Waarom het zo moeilijk is om vegetariër te worden
Zitten is het nieuwe roken, maar langzamerhand wordt vleesconsumptie dat ook. Vlees is slecht voor het milieu en je gezondheid en natuurlijk ook niet diervriendelijk, wordt ons van alle kanten verteld. Steeds meer mensen kennen de redenen om vegetariër te worden, maar waarom blijven velen dan toch vlees eten? Als je deze vraag aan de gemiddelde vleeseter stelt, krijg je waarschijnlijk een antwoord als ‘bacon is gewoon heel lekker’. Of misschien geeft iemand aan dat we dat al eeuwenlang doen als mens. Toch zit er veel meer achter het eten van vlees.
Cognitieve dissonantie
Eén van de voornaamste redenen dat veel mensen geen vegetariër worden, is het psychologische effect genaamd cognitieve dissonantie. Carol Tavris, auteur van Er zijn fouten gemaakt (maar niet door mij), legt uit: ‘Cognitieve dissonantie is het ongemakkelijke gevoel dat we hebben als iets wat we geloven of hopen wordt tegengesproken door de feiten, of als ons gedrag niet overeenkomt met het positieve beeld dat we van onszelf hebben. Of als we twee verschillende ideeën hebben die elkaar wederzijds uitsluiten.’
‘Dissonerende cognities zijn ‘stukjes kennis’ of ‘stukjes bewustzijn’ die wrijving veroorzaken doordat ze elkaar tegenspreken. Elke roker kent dat gevoel. Je rookt, maar je weet dat je eraan dood kunt gaan. Dat veroorzaakt een ongelukkig gevoel, dus je moet deze dissonantie proberen op te lossen. Dat doe je door het bewijs dat roken dodelijk kan zijn te verzachten of te negeren, of anders moet je stoppen met roken.’
Dit vind je vast ook interesant: Dit gebeurt er met je lichaam en de wereld als je stopt met vlees eten.
Vervreemd van vlees
Behalve bij roken, treedt dit effect dus ook op bij het eten van vlees. Aan de ene kant vind je vlees lekker, aan de andere kant wil je niet dat dieren lijden voor jouw eten. Deze tegenstrijdige stukjes kennis worden heel sterk ondersteund door het uiterlijk van vlees. Als je een plakje worst ziet met een berengezichtje erop, wordt het moeilijk om je voor te stellen dat daar een (niet meer zo) levend wezen achter zit.

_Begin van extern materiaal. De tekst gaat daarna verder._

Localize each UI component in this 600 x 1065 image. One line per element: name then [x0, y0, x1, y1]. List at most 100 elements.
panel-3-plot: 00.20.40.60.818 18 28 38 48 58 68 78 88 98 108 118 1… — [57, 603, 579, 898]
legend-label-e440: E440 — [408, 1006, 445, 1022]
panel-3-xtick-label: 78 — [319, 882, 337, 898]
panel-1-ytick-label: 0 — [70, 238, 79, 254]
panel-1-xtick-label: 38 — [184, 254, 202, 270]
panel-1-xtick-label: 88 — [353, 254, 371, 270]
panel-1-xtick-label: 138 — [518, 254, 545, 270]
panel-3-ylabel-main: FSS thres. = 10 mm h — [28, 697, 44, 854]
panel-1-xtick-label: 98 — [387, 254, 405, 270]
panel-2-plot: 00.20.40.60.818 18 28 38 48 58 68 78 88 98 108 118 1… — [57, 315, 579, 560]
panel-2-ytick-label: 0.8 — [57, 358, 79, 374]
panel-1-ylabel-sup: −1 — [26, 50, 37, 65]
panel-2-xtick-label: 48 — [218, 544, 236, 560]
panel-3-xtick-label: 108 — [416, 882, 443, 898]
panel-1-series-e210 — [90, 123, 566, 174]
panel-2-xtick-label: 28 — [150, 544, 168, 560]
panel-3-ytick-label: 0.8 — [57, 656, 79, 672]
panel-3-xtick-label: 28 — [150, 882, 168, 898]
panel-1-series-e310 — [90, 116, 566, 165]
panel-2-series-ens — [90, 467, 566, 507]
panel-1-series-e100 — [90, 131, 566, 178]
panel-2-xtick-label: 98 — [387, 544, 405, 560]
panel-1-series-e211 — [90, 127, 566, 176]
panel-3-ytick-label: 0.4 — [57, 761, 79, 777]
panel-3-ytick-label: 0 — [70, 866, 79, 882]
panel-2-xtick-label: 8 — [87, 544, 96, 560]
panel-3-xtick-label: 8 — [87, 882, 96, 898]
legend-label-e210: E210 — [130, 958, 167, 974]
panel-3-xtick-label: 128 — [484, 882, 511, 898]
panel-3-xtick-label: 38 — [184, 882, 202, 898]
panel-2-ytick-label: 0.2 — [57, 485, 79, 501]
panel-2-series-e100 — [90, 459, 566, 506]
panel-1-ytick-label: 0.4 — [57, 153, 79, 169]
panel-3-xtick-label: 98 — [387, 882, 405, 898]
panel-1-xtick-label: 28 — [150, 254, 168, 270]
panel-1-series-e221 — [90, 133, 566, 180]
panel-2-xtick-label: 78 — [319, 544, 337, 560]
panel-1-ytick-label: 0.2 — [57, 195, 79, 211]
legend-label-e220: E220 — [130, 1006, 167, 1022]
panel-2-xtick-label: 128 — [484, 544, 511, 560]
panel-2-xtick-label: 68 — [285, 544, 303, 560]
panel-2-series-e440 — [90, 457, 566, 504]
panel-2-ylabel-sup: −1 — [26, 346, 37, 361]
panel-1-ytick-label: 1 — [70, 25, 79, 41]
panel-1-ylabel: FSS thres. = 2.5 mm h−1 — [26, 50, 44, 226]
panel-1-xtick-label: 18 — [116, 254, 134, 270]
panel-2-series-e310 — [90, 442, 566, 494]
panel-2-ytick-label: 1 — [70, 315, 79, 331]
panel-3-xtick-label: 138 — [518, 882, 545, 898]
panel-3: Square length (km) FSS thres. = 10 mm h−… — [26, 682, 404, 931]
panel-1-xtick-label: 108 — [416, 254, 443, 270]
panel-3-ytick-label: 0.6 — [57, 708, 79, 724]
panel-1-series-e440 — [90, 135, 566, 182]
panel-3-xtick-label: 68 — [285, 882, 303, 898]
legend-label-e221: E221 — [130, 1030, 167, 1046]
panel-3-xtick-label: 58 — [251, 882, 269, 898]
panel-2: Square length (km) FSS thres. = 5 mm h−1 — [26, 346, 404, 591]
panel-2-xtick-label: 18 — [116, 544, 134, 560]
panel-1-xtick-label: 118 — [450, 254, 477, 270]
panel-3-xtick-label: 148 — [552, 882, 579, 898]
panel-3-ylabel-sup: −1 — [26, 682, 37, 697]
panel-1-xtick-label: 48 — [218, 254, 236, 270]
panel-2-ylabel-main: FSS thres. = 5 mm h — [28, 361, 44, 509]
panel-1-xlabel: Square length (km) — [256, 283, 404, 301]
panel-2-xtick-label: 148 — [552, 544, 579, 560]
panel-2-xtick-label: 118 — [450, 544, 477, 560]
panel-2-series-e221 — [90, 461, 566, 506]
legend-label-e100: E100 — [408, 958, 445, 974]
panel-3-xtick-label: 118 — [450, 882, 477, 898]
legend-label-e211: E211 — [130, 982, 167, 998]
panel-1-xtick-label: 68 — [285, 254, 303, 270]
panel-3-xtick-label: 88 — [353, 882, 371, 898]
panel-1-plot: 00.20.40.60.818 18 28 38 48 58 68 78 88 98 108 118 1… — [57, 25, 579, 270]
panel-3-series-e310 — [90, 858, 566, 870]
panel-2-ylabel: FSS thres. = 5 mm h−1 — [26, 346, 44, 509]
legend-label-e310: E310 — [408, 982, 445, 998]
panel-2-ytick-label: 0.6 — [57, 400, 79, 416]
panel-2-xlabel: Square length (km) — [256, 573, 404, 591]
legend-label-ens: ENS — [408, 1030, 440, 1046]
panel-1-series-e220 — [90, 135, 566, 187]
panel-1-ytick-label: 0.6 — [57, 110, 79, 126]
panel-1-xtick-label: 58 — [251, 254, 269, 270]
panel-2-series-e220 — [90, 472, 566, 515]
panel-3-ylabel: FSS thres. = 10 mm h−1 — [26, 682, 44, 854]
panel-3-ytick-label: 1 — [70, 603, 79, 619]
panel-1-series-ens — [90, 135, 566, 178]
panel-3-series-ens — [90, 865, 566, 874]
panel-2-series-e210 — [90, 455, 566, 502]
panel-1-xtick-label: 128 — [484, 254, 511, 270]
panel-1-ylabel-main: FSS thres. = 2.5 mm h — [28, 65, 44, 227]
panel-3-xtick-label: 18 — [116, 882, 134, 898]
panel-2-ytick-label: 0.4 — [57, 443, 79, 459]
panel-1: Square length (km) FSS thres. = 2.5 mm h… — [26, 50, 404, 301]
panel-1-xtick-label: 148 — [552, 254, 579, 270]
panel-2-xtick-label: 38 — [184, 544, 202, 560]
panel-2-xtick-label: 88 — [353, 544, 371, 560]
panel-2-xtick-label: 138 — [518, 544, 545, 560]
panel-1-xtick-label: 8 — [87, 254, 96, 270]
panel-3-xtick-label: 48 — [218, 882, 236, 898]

Eigenlijk zijn we dus best wel vervreemd van de werkelijkheid achter vlees. We noemen het bijvoorbeeld ook ‘rundvlees’ en niet ‘dode koe’, terwijl het dat feitelijk gezien natuurlijk wel gewoon is. En ook zien we nooit de vacht van de dieren of de ogen. Hierdoor kunnen we ons makkelijk distantiëren van de cognitieve dissonantie rondom vlees. Een logische reden waarom sommigen mensen maar geen vegetariër kunnen worden, terwijl zij dat misschien wel willen.
Onzichtbare ideologie
Behalve dat er op individueel vlak al snel cognitieve dissonantie optreedt, ondersteunt ook een groot deel van de westerse maatschappij het idee van vlees eten. Er is op dit vlak een onzichtbare ideologie, die Dr. Melanie Joy ‘carnisme’ noemt. In haar bekende TED-talk legt ze uit hoe dit precies werkt.
‘Carnisme is een dominante ideologie, wat betekent dat het zo diepgeworteld in een maatschappij zit dat het wordt gezien als hoe het altijd gaat’, vertelt Joy. ‘Dat het fenomeen niet wordt opgepikt, betekent niet dat het niet bestaat. Zo was racisme heel lang niet erkend als een probleem in de geschiedenis, maar dat betekent niet dat het niet bestaat. Carnisme bestaat al zo lang, dat het compleet voor lief wordt genomen.’
Niet gek dus, dat het voor sommigen zo moeilijk is om vegetariër te worden: onze hele maatschappij is erop ingericht. Zelfs als de conitieve dissonantie wel ongemakkelijkheid veroorzaakt, dan worden je van alle kanten dingen aangereikt om dat weer goed te praten. Het goede nieuws is wel dat er steeds meer vegetariërs komen, dus wie weet gaat het ooit veranderen – dat hopen we dan maar.